Gitlin M, Rapaport MH. Prim. Psychiatry 2003; 10(6): 1-10.

Copyright

(Copyright © 2003, MBL Communications)

DOI

unavailable

PMID

unavailable

Abstract

Bipolar disorder is both a chronic and recurrent illness in which patients are symptomatically ill 50% of the time and mostly in a depressed rather than manic state. Among bipolar disorder patients, >80% relapse within 5 years of recovery and two thirds of those with bipolar I will suffer a subsequent episode of mania over the next 10 years. Duration of episodes are approximately 3 months for major depressive, 1.5 months for manic, and >4 months for rapid cycling or mixed episodes. Depressive episodes may initiate rapid cycling, which occurs in 10% to 15% of patients. Consequences of bipolar disorder include decreased level of functioning in all domains, including impairment in family and social relationships, lower socioeconomic status, increased rates of alcohol and substance abuse, increased mortality from suicide and natural causes, and overall higher cost to society. Prognosis and recurrence of the disorder may be predicted based on type of episode as follows: 70% of patients with psychotic mania relapse compared to only 20% of patients with nonpsychotic mania, and 90% of patients with mood incongruent delusions relapse compared to 60% of those with mood congruent delusions. In addition, conversion from bipolar II to bipolar I is highly unlikely.

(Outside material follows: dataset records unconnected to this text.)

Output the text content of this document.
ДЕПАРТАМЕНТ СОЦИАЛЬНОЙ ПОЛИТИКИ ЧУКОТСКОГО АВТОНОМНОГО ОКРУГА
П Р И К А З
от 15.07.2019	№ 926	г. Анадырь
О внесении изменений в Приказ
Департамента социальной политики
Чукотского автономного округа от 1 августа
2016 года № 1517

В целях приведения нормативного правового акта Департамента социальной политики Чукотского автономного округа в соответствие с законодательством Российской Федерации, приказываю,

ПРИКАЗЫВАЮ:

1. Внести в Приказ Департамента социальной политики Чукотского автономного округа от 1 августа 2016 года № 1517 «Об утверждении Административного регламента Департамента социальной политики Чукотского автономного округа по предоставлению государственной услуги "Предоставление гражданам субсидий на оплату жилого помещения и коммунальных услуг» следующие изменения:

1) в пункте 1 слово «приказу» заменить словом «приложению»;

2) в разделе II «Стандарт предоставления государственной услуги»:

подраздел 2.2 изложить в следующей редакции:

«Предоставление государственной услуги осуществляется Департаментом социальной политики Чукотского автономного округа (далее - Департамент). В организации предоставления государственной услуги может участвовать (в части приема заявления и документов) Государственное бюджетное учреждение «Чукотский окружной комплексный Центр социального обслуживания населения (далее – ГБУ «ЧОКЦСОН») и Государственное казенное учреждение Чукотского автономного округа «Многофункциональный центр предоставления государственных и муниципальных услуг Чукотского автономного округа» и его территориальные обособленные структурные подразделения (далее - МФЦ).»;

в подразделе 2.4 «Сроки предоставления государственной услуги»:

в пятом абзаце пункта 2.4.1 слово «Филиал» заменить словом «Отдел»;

The definition of remission, defined as complete resolution of all symptoms of the disorder, is complicated by the complex relationship that exists between relapse and function: While patients may show initial syndromal recovery, functional recovery usually takes much longer to occur. The circular relationship between symptomatic episodes and functional recovery requires both combined pharmacotherapy, to reduce symptoms, as well as psychotherapy, to better cope with stress, in order to achieve true remission.